The central finding — (3) above — was that the parameter of arterial wave reflection, a combined measure of elastic and muscular arterial stiffness and wave, was significantly increased compared with controls. As the authors point out, the “augmentation index” of arterial wave reflection has been shown to be an important determinant of cardiovascular risk and outcome; to be an independent predictor of all-cause mortality in patients with end-stage renal disease; and to be a significant predictor of major adverse cardiovascular events in patients with established coronary artery disease. In this regard, then, this result is no trivial finding. The cause of the increased arterial wave reflection in ME/CFS patients remains unknown, however: lifestyle characteristics such as smoking, obesity and physical fitness also play a role in the development of arterial stiffness (Vlachopoulos et al 2006), but only a small percentage of these patients were smokers, and body weight and BMI were similar in CFS patients and control subjects. Reduced physical conditioning has been associated with increased arterial stiffness (Bruunsgaard 2005), and might be involved to some degree. Interestingly, this is not the first report suggesting increased arterial wave reflection in ME/CFS patients. Van de Putte et al in 2005 reported increased arterial stiffness and hypotension in a cohort of 32 adolescent CFS patients, a finding which could not be explained by changes in arterial wall characteristics or lifestyle. The concatenation of two different reports augments the fascination of the result. The independent relationship — (4) above — between the arterial wave reflection (a marker of stiffness) and hsCRP (a marker of low-level sub-chronic inflammation) indicates an association only, and whether chronic, sub-clinical inflammation is the cause of increased arterial wave reflection in ME/CFS remains to be seen.
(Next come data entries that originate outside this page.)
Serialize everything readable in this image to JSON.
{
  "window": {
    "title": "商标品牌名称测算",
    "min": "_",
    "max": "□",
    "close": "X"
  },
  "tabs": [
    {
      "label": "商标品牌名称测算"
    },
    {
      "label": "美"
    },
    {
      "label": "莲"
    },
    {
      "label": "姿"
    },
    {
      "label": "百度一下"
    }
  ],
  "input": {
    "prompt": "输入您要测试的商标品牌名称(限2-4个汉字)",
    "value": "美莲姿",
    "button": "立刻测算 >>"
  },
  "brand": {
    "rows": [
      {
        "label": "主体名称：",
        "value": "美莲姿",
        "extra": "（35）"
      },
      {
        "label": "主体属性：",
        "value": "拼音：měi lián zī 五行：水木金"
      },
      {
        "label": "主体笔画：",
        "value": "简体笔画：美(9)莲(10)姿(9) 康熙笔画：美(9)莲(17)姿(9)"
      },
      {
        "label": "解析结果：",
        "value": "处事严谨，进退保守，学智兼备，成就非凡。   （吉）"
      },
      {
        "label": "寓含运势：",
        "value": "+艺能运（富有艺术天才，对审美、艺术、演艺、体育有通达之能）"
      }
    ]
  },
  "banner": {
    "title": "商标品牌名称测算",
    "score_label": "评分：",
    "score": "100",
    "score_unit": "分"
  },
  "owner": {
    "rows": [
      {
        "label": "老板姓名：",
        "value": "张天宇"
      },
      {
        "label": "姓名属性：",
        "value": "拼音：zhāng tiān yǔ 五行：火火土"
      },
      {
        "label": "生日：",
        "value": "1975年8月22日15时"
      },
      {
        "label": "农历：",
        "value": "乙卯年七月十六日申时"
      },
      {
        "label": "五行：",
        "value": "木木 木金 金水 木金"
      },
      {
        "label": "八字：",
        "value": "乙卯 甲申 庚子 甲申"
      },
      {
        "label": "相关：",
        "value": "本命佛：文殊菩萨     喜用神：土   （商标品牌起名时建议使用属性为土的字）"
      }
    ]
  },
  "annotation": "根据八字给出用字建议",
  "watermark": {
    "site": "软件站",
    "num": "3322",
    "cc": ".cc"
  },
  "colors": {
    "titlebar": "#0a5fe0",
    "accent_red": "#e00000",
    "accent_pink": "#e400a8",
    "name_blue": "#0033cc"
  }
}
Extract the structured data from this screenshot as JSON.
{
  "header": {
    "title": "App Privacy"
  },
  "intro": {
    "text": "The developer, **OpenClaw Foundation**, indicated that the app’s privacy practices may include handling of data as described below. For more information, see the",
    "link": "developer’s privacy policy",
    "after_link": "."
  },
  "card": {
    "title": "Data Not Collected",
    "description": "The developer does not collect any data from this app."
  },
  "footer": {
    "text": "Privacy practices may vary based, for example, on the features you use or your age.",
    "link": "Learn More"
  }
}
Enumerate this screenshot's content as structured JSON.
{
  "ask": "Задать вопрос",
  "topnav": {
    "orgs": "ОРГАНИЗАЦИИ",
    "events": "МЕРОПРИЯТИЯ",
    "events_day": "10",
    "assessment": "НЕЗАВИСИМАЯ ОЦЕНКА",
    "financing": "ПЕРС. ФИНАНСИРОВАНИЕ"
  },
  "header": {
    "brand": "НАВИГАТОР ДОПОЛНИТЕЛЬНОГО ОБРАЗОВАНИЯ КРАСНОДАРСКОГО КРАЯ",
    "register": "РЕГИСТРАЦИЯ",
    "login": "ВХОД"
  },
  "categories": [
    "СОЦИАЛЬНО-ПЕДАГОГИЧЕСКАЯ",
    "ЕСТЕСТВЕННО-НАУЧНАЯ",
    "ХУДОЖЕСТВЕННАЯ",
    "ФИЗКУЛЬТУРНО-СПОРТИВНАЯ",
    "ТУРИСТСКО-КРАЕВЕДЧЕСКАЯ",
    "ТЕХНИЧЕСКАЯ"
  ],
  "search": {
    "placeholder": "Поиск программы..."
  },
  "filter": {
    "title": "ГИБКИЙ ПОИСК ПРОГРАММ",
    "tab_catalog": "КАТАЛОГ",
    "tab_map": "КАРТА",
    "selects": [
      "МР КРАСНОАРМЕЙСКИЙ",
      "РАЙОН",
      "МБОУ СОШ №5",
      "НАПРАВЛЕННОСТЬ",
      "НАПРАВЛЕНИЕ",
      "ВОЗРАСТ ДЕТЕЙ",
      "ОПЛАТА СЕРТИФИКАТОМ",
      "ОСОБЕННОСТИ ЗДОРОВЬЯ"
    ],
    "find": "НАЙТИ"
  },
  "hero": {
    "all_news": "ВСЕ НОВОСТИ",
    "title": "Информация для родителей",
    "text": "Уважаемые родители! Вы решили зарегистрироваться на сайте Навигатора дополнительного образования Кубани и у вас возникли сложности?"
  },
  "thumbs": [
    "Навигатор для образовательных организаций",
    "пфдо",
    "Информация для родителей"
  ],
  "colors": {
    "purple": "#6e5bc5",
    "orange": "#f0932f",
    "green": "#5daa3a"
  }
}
So, does this mean that people with ME/CFS in the population are at increased cardiovascular risk, as suggested by the combination of increased arterial wave reflection, inflammation and oxidative stress? The authors point out that very few long term follow-up studies have been carried out in ME/CFS patients and none on the occurrence of other health conditions, so it is not possible to estimate cardiovascular risk in this patient group at present. Nevertheless, given that Lerner et al (1997) has shown repetitively abnormal T-wave oscillations, indicative of cardiomyopathy, in his CFS patients, and that a recent report on mortalities in CFS cited heart failure as a major cause of death at a considerably younger age than would have been expected from the general population (Jason et al 2006), the possibility that overall cardiovasular risk is increased overall cannot be excluded — though neither should it be assumed. The authors are clear, however: in the absence of a long programme of work, including confirmation by other research groups, the results of the study can be hypothesis generating only, and they cannot say at this point whether suppressing inflammation in carefully selected ME/CFS patients would lead to an improvement in arterial stiffness and long-term cardiovascular outcomes.